With state regulatory system for legal pot under construction, police have been leery to investigate.

BUFFALO, N.Y. — You could call it cannabis confusion.

There are no legal cannabis sales in New York State. While recreational pot was legalized earlier this year, the state’s Cannabis Control Board and the Office of Cannabis Management are in the midst of building out a system for growing, testing and selling marijuana.

But to date, no cannabis retail licenses have been issued. That doesn’t mean there have been no transactions involving marijuana.

A cannabis event in Angola earlier this month is an example of commerce involving the “gifting” of pot. The event drew 80+ vendors. Most were offering marijuana as a gift, if someone purchased a sticker or a t-shirt or a picture.

Events like this have popped-up all around the state and got the attention of the chairwoman of the Cannabis Control Board Tremaine who said, "This conduct is not legal and must stop."
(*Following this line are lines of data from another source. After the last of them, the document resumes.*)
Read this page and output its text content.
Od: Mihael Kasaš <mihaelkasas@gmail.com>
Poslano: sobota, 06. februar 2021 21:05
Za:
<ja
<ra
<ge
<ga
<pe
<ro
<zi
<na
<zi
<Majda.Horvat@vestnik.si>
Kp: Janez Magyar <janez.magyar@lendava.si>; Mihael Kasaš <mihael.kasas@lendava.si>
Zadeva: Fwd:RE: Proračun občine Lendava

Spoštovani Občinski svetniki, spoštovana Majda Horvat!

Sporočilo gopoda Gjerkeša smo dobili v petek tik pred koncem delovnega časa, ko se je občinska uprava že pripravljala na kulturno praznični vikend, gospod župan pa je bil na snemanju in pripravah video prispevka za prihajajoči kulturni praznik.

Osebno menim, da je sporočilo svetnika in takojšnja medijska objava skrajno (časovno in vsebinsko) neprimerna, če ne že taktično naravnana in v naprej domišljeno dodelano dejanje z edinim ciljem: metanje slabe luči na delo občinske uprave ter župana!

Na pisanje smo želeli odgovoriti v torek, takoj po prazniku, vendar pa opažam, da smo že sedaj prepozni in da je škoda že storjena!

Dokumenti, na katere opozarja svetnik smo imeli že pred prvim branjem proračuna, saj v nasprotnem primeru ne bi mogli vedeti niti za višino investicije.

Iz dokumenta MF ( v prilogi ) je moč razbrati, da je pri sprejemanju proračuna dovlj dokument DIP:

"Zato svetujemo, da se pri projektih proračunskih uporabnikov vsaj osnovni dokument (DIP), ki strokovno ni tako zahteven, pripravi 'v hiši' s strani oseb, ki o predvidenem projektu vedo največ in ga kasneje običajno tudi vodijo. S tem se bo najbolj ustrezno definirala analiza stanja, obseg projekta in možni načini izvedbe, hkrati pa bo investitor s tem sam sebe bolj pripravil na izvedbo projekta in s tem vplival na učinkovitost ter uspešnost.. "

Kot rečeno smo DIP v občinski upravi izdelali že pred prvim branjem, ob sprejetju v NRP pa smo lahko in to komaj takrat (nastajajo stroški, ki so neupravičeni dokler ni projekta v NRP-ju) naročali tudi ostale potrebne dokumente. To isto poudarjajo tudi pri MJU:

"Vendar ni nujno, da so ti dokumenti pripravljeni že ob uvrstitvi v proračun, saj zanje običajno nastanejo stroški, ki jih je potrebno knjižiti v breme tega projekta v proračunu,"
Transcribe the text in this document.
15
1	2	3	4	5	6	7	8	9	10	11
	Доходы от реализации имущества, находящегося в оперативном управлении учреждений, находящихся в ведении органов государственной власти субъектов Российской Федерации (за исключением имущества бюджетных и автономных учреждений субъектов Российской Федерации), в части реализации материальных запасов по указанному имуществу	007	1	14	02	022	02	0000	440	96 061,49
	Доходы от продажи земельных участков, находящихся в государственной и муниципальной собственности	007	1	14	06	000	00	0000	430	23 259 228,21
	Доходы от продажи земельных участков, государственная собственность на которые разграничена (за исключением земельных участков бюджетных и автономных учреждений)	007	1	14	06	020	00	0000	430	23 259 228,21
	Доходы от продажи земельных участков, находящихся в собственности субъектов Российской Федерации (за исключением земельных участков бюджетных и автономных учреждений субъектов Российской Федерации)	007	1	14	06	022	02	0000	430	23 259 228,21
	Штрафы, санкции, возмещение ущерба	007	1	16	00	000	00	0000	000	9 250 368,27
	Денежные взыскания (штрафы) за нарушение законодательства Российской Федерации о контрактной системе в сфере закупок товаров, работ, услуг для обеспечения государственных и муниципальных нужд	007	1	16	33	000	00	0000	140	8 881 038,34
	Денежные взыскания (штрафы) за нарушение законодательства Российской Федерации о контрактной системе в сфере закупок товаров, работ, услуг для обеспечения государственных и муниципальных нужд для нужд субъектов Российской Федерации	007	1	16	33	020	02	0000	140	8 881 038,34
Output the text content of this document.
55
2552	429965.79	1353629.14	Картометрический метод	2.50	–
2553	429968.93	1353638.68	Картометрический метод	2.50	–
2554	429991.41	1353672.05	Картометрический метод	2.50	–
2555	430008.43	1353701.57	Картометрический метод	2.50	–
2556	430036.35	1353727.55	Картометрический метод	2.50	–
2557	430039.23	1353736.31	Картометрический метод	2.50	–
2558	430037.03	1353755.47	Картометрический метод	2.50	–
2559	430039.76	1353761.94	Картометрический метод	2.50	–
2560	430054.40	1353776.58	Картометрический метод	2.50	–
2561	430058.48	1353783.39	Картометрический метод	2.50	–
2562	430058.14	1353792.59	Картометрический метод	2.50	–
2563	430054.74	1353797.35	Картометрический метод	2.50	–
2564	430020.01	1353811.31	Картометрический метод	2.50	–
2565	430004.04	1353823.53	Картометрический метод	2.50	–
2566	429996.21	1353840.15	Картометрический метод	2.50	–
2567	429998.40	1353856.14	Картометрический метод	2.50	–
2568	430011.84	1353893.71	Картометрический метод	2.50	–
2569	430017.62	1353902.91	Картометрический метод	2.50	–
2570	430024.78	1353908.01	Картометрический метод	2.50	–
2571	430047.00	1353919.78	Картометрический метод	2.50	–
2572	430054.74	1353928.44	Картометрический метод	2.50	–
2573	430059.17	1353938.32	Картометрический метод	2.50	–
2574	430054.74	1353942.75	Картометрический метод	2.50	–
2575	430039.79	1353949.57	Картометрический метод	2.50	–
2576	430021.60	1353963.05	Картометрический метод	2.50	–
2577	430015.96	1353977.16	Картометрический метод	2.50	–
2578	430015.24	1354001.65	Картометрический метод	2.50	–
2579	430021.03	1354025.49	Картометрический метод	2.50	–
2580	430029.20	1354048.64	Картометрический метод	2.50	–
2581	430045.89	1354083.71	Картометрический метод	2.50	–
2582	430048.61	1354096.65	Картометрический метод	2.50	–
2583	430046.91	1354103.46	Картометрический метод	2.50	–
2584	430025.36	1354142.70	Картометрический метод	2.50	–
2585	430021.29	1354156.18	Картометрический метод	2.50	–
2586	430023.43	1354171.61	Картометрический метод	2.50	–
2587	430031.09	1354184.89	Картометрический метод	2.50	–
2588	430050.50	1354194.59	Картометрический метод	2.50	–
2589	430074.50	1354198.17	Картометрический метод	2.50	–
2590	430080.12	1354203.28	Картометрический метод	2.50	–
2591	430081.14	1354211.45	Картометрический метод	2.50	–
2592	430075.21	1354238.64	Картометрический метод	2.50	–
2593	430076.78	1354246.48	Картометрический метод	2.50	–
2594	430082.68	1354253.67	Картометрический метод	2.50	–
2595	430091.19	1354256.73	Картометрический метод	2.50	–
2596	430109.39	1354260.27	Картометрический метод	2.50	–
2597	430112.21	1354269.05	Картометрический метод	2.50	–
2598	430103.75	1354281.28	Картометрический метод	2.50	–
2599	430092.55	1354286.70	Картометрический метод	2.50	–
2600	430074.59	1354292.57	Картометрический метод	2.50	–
Erie County District Attorney John Flynn has a different view.

"Right now, the way the current law stands is that it is legal to gift someone less than three ounces of marijuana even if it is part of a scam transaction. And I use that word scam not lightly because clearly that’s what it is,” said Flynn in an exclusive interview on the currently confusing world of legalized weed.

As long as the gifts are three ounces of cannabis or less and the receiver of the marijuana is at least 21 years old, the district attorney says it’s clearly within the boundaries of state law.

The merchant, or the gifter, could get a closer look from law enforcement says Flynn, if the purchased item is ridiculously overpriced. He used an example of someone offering a free joint if they bought a rubber band for $15.

Because under the legalization law cannabis is taxed. Flynn says that is another potential avenue where a marijuana gift could be seen as an illegal sale.

Police agencies have been leery about examining events such as the one in Angola because of the lack of clarity about what the exact elements are of a cannabis law violation. Flynn is scheduled to meet next month with the Erie County Police Chiefs Association to go over his advice on policing cannabis while the regulatory system is still under construction.

To enthusiasts, or maybe just the cannabis curious, the district attorney says this, "Just have less than three ounces. Just make sure you have less than three ounces. You’ve got nothing to worry about."